Sa magistrale création, plus vraie que nature, d’une éminence grise de Poutine dans Le Mage du Kremlin (Ed. Gallimard, 2022), Grand Prix du roman de l’Académie française, a attiré l’attention du public français. Mais en Italie, il avait déjà été découvert pour un essai sur la jeunesse italienne, qui lui avait valu, à l’âge de 22 ans, d’être nommé « l’homme de l’année » par La. Stampa.
Italo-Suisse
Né en France en 1973, Italien par son père, Giuliano da Empoli a des attaches avec la Suisse car sa mère est argovienne. Il y réside volontiers pour écrire. Peut-être est-il aidé par ce qu’il appelle l’ennui politique suisse, qui selon lui, fait la force de son système et constitue une des leçons de l’Histoire pour désamorcer les conflits.
En qualité de journaliste, il a assisté à de nombreuses réunions politiques, à diverses époques. L’assemblée générale des Nations unies lui donne l’occasion de mettre en évidence des personnalités étonnantes, avec brio.
Portraits
Tel le jeune président du Salvador, Nayib Bukele, le « dictateur le plus cool de la Terre », comme il s’est lui-même qualifié, ou El milagro Bukele, le miracle Bukele comme on l’appelle en Amérique latine, qui, pour pacifier son pays, a ordonné l’arrestation de toutes les personnes tatouées, pour la plupart des bandits. Résultat, « le taux d’homicides a été divisé par dix et le Salvador est devenu le pays le plus sûr de tout l’hémisphère occidental, devant le Canada », raconte Giuliano da Empoli.
Il souligne l’importance de la communication numérique, première expérience vraiment globale, qui s’est imposée aujourd’hui. « Le chaos n’est plus l’arme des rebelles, mais le sceau des dominants », ainsi que le prouvent les Brexiters, Trump et Bolsonaro.
Et Trump, quel portrait ! Le président américain ne lit jamais, même pas les notes que lui transmettent ses conseillers. « Il ne fonctionne qu’à l’oral. (…) Ce qui compte est avant tout l’action, dont la connaissance, comme on le sait, est l’un des pires ennemis. Un environnement chaotique exige des décisions audacieuses qui captivent l’attention du public, tout en sidérant les adversaires. » Et il achève sa description : « Un analphabète fonctionnel comme Trump peut atteindre une forme de génie dans sa capacité à résonner avec l’esprit du temps. »
Comment jongler
L’intérêt et le plaisir qu’on trouve dans la lecture du livre de Giuliano da Empoli, tout en nous glaçant le sang par moments, provient de son ouverture d’esprit. Il picore ici et là des détails savoureux.

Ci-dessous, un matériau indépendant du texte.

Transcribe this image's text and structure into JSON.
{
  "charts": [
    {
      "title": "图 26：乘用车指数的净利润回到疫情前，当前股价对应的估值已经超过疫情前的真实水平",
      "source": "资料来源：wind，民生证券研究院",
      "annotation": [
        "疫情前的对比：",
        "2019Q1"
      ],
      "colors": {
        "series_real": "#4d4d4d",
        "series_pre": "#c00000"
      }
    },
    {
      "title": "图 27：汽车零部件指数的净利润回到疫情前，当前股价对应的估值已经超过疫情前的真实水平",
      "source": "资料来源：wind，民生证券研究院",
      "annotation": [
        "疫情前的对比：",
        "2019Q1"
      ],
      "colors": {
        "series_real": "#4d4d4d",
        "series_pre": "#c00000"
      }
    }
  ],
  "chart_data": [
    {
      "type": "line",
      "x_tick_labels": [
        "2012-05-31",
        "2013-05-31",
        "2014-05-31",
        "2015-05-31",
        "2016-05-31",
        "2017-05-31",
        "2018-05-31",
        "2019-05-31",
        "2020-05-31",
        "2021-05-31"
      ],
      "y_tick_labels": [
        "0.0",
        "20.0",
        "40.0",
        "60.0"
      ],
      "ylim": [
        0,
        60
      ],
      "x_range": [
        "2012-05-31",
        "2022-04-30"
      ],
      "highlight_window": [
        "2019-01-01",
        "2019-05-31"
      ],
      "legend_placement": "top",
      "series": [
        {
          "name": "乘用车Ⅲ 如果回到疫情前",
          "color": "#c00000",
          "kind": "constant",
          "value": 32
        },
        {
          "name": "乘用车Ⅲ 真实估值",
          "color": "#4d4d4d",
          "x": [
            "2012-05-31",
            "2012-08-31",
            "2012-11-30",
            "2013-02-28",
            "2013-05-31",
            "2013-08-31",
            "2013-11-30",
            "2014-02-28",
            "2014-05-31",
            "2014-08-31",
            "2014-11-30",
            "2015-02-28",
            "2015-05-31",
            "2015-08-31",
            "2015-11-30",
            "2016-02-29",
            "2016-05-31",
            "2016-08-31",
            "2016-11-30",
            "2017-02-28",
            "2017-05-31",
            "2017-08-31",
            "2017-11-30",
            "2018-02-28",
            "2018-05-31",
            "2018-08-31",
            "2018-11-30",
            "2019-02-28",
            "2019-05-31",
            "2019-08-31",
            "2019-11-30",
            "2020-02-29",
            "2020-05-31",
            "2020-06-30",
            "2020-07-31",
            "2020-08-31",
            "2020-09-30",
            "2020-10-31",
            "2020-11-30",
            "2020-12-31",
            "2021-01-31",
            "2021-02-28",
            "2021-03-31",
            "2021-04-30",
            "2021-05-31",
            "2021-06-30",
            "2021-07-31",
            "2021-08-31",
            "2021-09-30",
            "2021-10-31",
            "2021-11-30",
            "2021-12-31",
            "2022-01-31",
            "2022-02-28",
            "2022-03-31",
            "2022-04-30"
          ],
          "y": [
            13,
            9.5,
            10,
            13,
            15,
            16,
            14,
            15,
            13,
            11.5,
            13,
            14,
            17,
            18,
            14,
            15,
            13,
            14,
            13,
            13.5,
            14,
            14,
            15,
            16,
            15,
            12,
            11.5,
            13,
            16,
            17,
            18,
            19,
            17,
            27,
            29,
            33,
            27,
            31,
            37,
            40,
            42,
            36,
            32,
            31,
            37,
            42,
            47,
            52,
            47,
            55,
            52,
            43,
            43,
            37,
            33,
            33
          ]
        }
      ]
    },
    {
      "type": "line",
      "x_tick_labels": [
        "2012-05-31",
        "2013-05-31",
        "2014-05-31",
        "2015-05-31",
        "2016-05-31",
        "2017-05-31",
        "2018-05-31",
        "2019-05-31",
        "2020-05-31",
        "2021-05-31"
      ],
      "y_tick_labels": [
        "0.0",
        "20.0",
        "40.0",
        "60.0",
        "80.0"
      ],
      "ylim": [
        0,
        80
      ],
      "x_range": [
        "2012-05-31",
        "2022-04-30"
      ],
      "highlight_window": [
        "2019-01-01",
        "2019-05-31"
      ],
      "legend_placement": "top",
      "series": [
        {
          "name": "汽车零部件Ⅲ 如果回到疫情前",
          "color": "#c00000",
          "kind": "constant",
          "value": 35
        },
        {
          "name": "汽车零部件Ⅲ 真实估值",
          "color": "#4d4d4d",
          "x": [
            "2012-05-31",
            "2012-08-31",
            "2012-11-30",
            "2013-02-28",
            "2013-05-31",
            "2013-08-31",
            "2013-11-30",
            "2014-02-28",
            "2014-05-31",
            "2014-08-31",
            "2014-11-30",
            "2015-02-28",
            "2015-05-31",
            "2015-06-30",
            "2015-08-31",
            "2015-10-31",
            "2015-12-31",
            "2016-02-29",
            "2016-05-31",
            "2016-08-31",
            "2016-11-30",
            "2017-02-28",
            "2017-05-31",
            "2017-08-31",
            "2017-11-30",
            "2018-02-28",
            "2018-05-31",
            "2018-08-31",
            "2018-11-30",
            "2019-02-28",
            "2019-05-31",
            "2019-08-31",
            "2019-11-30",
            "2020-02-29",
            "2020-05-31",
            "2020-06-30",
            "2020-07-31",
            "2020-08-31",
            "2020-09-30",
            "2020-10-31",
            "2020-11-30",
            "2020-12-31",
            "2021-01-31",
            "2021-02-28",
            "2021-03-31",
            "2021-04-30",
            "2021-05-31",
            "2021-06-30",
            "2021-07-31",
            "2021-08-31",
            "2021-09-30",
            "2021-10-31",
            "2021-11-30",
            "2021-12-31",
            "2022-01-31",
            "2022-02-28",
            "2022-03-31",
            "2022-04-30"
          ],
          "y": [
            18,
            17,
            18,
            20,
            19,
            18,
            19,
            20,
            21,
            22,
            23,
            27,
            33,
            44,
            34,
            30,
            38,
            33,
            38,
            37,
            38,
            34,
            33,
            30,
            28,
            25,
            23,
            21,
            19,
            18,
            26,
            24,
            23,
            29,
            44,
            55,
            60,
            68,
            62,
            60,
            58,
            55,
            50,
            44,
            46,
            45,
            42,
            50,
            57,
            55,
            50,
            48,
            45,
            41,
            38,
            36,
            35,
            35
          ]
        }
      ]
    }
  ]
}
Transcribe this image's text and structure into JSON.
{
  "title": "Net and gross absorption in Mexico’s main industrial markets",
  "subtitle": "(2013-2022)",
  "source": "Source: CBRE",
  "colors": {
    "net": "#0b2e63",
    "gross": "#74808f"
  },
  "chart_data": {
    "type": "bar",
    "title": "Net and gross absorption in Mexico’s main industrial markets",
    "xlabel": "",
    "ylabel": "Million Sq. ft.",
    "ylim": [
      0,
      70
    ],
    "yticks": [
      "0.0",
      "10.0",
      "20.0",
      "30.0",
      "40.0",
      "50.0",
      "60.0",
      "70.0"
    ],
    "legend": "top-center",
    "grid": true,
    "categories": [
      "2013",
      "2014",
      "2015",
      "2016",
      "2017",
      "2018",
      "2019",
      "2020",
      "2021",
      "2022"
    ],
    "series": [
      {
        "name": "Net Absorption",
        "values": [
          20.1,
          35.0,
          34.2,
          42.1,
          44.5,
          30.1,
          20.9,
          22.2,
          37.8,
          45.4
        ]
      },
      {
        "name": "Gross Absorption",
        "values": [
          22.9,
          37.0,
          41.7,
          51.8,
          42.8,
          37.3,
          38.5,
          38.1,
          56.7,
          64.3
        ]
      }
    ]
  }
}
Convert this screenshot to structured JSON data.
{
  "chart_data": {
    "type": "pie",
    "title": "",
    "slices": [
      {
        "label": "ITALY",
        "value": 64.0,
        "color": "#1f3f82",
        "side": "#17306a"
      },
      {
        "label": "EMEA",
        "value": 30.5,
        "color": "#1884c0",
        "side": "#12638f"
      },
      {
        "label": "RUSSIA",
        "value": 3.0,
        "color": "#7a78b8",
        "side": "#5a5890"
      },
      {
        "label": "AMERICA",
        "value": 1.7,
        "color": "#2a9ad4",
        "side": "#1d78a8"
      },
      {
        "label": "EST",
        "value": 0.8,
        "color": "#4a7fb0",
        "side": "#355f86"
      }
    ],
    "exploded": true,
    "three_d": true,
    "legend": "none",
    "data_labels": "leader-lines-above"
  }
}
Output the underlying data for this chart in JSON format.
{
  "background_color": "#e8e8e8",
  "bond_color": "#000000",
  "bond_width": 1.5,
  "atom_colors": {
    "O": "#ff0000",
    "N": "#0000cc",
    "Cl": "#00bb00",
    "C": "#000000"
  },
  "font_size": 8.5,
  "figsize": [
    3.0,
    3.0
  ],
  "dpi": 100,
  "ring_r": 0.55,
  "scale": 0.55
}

Voyez cette image de Bismarck à propos de l’absence de règles qui règne aujourd’hui. Interrogé, « le grand Bismarck répondait de sa petite voix fluette qui lui interdirait aujourd’hui toute forme de succès politique, que son métier consistait à jongler avec cinq balles dont deux restaient constamment en l’air. Si le chancelier de fer prussien considérait la politique comme un métier de cirque, je vous laisse imaginer à quoi elle peut ressembler dans un contexte moins structuré. »
L’auteur ajoute, au paragraphe suivant : « Comme le disent les Chinois, le pouvoir est un dragon dans le brouillard. »
Bien sûr, il ne pouvait se taire concernant l’influence de l’IA : « Quand on pense à l’avenir de l’intelligence artificielle, force est d’admettre qu’elle ne va pas que renforcer l’intelligence humaine, elle va aussi renforcer notre stupidité. »
Une sérieuse et spirituelle mise en garde face aux inventions du futur.
Commentaires
Merci à Anne Cendré pour ce portrait vivant d’un auteur très doué que j’apprécie beaucoup!